Although it still has capacity to harm, the LRA has for several years been facing serious internal divisions. Kony is said to be ill and weakened by years in the bush. In early 2015, Dominic Ongwen, one of the LRA’s most feared commanders, surrendered to US special forces deployed to the region to track Kony. Ongwen is now detained in The Hague and is the first LRA commander to appear before the ICC for crimes committed in Uganda. In February another close aide of Kony, Okot Odek, was captured in the CAR, although he is not wanted by the ICC. According to Ledio Cakaj, an American researcher on the LRA, the defection of senior LRA figures will certainly undermine the morale of the movement’s dwindling fighters.  

First LRA trial in Uganda

Okot Odek is held by the Ugandan army in the northern town of Gulu and could be eligible for amnesty, according to judicial sources in Uganda. Some 13,000 LRA fighters have been able to return under a 2000 amnesty law. This law does not, however, apply to those like Kony wanted by the ICC for war crimes and crimes against humanity.

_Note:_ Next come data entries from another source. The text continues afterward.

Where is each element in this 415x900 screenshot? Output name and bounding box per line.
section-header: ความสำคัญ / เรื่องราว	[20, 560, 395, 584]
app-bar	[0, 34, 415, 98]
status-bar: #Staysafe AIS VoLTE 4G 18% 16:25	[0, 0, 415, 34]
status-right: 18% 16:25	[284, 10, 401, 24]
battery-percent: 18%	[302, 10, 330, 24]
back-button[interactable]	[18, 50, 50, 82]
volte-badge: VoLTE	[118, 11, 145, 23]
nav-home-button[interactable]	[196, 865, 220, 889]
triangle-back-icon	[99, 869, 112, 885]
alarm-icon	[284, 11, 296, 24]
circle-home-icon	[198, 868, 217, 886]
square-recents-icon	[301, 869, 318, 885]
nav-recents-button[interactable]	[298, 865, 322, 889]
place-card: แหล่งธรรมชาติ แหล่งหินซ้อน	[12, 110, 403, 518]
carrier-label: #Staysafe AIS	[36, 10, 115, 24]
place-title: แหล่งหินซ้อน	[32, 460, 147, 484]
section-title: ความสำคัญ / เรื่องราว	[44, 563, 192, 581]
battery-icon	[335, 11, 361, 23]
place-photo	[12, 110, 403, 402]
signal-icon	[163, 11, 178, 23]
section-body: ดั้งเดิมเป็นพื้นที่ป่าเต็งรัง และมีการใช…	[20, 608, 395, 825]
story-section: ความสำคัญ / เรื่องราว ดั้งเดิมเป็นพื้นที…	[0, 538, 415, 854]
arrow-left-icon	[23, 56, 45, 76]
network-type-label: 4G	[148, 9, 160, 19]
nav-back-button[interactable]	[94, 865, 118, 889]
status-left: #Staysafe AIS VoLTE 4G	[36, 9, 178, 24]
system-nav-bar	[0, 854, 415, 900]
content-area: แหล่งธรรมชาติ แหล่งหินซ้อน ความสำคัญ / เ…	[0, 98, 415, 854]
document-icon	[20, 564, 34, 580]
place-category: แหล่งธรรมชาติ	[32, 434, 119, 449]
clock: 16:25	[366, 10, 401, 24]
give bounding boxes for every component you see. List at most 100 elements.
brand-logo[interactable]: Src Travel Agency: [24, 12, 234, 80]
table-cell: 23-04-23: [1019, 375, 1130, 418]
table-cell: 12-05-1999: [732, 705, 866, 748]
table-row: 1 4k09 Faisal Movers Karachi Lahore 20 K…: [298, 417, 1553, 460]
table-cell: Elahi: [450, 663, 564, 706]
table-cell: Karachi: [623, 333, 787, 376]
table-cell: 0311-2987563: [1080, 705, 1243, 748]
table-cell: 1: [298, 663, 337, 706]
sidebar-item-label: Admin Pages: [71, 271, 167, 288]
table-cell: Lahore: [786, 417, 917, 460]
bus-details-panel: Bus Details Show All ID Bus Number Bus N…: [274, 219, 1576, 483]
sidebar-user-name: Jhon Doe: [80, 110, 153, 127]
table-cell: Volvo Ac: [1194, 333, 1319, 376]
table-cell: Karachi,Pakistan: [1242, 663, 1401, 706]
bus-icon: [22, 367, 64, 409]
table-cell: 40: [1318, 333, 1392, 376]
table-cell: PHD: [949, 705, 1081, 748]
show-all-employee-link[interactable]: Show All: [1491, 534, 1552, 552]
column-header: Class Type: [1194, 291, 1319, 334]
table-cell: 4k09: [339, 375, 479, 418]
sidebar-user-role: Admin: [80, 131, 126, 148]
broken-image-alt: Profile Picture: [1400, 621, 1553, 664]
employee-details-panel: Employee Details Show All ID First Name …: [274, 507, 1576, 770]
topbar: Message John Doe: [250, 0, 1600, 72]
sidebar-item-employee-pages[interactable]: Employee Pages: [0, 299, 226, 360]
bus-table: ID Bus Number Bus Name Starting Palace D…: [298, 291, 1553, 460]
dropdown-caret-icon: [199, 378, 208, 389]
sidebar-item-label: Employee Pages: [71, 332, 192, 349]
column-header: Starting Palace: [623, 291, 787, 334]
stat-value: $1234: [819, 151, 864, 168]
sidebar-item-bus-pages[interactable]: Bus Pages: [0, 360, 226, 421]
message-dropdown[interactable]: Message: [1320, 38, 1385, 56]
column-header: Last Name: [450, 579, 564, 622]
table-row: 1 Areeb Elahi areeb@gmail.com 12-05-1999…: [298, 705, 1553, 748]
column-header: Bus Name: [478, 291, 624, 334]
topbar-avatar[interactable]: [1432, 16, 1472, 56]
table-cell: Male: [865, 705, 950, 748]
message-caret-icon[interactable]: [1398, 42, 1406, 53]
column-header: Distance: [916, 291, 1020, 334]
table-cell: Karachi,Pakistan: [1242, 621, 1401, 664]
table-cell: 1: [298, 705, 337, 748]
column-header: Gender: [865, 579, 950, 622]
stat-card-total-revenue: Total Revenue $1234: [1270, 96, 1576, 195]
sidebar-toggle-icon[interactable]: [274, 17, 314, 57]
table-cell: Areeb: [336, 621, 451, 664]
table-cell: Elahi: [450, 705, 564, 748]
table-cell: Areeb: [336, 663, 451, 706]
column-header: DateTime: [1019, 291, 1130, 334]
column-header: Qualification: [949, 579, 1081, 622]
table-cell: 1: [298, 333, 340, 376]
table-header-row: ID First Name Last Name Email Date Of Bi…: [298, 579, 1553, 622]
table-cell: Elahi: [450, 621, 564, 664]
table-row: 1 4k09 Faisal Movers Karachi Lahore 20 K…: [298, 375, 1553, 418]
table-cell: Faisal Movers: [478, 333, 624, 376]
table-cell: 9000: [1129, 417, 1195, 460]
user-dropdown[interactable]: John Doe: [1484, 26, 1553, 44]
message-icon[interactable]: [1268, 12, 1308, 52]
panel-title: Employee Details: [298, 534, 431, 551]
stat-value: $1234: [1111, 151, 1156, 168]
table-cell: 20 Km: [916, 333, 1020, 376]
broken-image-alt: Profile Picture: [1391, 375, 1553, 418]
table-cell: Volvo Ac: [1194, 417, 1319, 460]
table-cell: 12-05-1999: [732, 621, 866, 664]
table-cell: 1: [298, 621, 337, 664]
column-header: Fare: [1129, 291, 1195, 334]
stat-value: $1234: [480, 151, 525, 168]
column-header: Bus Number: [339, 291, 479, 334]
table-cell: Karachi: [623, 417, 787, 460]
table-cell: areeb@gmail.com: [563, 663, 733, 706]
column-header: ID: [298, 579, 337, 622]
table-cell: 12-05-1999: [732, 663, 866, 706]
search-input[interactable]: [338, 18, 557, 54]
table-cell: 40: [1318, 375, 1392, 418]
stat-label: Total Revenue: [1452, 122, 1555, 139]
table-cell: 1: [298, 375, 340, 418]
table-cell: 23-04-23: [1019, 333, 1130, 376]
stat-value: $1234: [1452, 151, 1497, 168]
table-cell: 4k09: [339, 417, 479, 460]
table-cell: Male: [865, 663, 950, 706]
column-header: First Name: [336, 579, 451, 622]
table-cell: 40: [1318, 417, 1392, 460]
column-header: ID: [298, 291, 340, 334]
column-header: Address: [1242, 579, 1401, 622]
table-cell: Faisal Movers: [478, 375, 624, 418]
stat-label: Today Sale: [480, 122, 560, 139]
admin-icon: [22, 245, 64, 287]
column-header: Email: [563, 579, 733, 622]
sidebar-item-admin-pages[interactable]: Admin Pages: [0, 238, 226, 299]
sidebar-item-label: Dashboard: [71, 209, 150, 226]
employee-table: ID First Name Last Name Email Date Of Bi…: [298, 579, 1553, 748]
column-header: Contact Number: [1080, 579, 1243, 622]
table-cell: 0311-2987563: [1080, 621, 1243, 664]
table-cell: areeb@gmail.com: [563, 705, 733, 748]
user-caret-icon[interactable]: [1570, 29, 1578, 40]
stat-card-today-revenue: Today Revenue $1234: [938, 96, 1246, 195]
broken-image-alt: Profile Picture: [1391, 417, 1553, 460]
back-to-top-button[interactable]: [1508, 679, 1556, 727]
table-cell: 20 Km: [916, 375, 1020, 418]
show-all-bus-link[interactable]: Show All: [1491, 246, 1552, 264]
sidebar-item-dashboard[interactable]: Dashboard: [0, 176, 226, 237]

An International Crimes Division has been set up within the Ugandan judicial system, and its first trial is due to start on May 2 in Gulu after a long legal battle. This was confirmed to by the prosecution, which plans to bring at least 100 witnesses. The trial is of Thomas Kwoyelo, an LRA commander who was wanted by Uganda but not the ICC. He was arrested on March 2009 in the DRC. In August 2011, Uganda’s Constitutional Court ruled that Kwoyelo was eligible for amnesty and ordered his release, but the prosecutor appealed. In April 2015, the ruling was overturned by the Supreme Court which said there was no automatic right to amnesty and that it was up to the Attorney General’s office to decide whether to prosecute or not.

The International Crimes Division (ICD) was set up within the Ugandan High Court in Kampala in July 2008, four years after the ICC opened an investigation into the situation in Uganda. Kwoyelo has been in detention for six years. Human rights groups say that if he is found guilty, the Court should take account of time already spent in detention when setting his sentence.